こういったことを大事にして、指導者と選手の間で設定されたオフェンス・システムの成否については、ゲーム中の客観的な分析材料や事後のフィードバックの材料として用いればいい。
さらに言えば、接待されたオフェンスをパターンとして落とし込むことに終始せず、最終的な目的である、アタック決定にどんな形であれ持ち込むことが重要である。
そう考えていくと、やはりいわゆる「育成」という言葉で考えれば、スキルのオールラウンドな習得は重要になるわけです。全員がセッターになり得て、全員がスパイカーになり得る。これは、何も理想論ではなく、アンダーカテゴリーで実践しなければいけない要素だと考えます。

今回の、「イン・システム」/「アウト・オブ・システム」の議論は、それらを情報として活用する段階より手前の、アンダーカテゴリーでの取り組むべき課題をも浮き彫りにするのではないかと考えます。


言語(用語)を使うことが目的化していないか?

私は、以前書いた記事で、プレーや戦術のアップデートにおいては、用いる言語(用語)のアップデートであると書きました。用いる用語によっては、見え方や感じ方が変わるなど思考に大きな影響を与えます。

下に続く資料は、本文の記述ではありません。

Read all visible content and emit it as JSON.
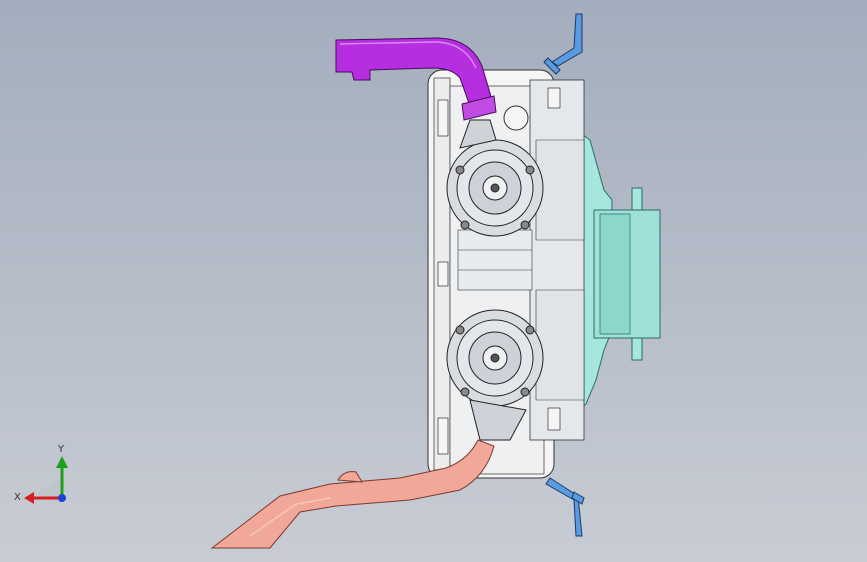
{
  "viewport": {
    "background_top": "#a3adbd",
    "background_bottom": "#c8ccd4"
  },
  "model": {
    "parts": [
      {
        "name": "upper-intake-duct",
        "color": "#b026d6"
      },
      {
        "name": "lower-outlet-duct",
        "color": "#f0a593"
      },
      {
        "name": "mounting-frame",
        "color": "#f4f4f4"
      },
      {
        "name": "rear-housing",
        "color": "#9fe0d8"
      },
      {
        "name": "blower-assembly-upper",
        "color": "#c9ced6"
      },
      {
        "name": "blower-assembly-lower",
        "color": "#c9ced6"
      },
      {
        "name": "mounting-bracket-top",
        "color": "#4a8fd6"
      },
      {
        "name": "mounting-bracket-bottom",
        "color": "#4a8fd6"
      }
    ]
  },
  "triad": {
    "x_label": "X",
    "y_label": "Y",
    "x_color": "#d42020",
    "y_color": "#1ea01e",
    "z_color": "#1f3fd6"
  }
}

複雑系の性質をもつバレーボールにおいては、様々な場面における「規定化」というのは慎重に考えたいと思っています。なぜなら、規定化が選手の思考やパフォーマンスに何らかの拘束や膠着をもたらすことにもなりかねず、一歩間違うとチームの自己組織化を機能不全に追い込む可能性すらはらんでいると考えるからです。
これは何も、「インシステム/アウトオブシステム」という定義を否定したいのではありません。これに限らず、バレーボールにおける人間の思考にどのような影響を与えるのか。私たちは常に注視していくことが求められるのではないかということを、改めて再確認したいという考えをもっています。

「目的」と「手段」を間違ってはいけません。

「インシステム/アウトオブシステム」が、最近用いられ論じられているから、自分たちもその用語を使おうとするとき、
・それらの用語を用いている背景や意味
・それらの用語を用いるのはなぜか?
・それらの用語を用いることで指導やチームのパフォーマンスにどのような効果が期待できるのか?

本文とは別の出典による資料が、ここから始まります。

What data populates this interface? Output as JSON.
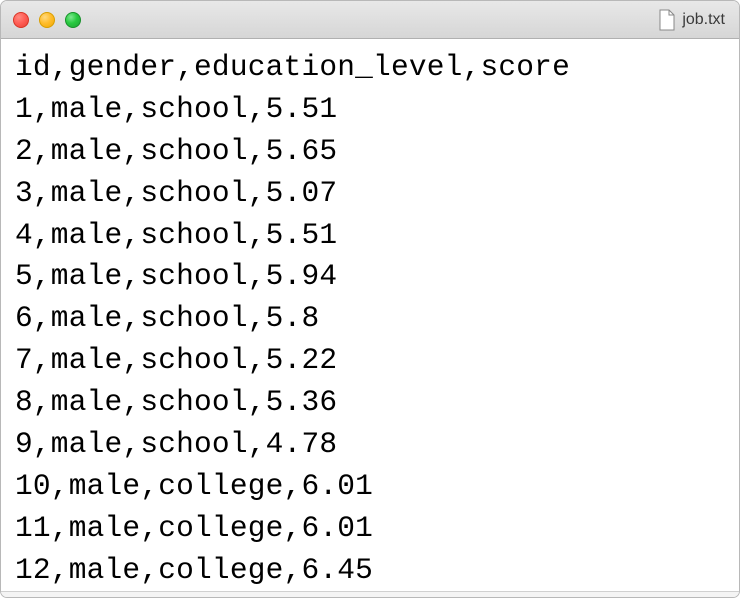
{
  "window": {
    "title": "job.txt"
  },
  "content": {
    "lines": [
      "id,gender,education_level,score",
      "1,male,school,5.51",
      "2,male,school,5.65",
      "3,male,school,5.07",
      "4,male,school,5.51",
      "5,male,school,5.94",
      "6,male,school,5.8",
      "7,male,school,5.22",
      "8,male,school,5.36",
      "9,male,school,4.78",
      "10,male,college,6.01",
      "11,male,college,6.01",
      "12,male,college,6.45"
    ]
  }
}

こういったことに、少なくとも指導者は明確なロジックをもってコーチングやチームづくりにあたらないと、単なる自己満足的指導になるどころか、自分のチームの実態にそぐわないプランやそれによる質の低下を招いてしまう懸念があると思います。

「正確でスピードのある速いバレー」
かつての日本のバレーボールは、これを現代風な表現でいえば、「ゲームモデル」的に設定していました。
この場合(その時代)の、「イン・システム」は、

・セッターにAパスが入る確率を上げ
・あらかじめ規定された複数のオフェンス・パターンを機能させ
・相手のブロックがターゲットを絞る切らないうちにアタックする
など

ということに主眼を置き、この状態ができるだけ多く出現するよう、ひたすらパターン・プラクティスによって精度を上げる努力をしてきたわけです。
しかし、ブロック戦術の変化、サーブ戦術の高度化、バックアタックの標準装備に始まったオフェンスの数的優位・質的優位の追求・・・など。
かつての日本のバレーボールが標榜した「日本型イン・システム」は、ことごとく封じられ、立ち行かなくなったわけです。

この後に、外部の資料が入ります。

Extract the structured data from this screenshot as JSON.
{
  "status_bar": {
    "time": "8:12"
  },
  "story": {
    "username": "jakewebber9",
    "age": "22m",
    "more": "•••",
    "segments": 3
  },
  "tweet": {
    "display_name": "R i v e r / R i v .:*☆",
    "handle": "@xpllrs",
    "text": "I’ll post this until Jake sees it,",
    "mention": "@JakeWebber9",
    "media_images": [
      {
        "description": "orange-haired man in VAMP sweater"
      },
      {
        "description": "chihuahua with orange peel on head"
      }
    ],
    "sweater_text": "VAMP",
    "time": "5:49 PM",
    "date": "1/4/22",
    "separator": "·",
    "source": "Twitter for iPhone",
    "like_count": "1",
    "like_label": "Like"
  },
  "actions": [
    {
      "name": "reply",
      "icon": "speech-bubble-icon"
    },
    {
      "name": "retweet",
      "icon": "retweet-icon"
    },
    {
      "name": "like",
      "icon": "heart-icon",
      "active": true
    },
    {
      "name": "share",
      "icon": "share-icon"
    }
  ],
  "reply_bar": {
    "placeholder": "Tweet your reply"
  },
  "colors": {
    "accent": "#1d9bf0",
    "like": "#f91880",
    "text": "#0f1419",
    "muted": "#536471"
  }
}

当時その時に、話題となったのが、「世界と同じことをすれば勝てるのか?」というものでした。
バレーボールの特性や性質を考えた時、今になって当時の議論を思い出すと、それは「同じことをするか/違うオリジナリティでいくか」という発想がそもそも違っていたのかもしれません。
当時の世界のバレーボールの潮流に乗れず勝てなくなり始めた頃に、当時でいう「イン・システム」が、継続する中での発展性が見込めるのか?見込めなかったとしたら、「アウト・オブ・システム」の中で何を強化していくか。さらには、当初の「イン・システム」の設定自体を変更する必要があるのか?そういった分析や考察がなされることで、「ゲームモデル」や「プレー指針」などのアップデートが可能になったのかもしれません。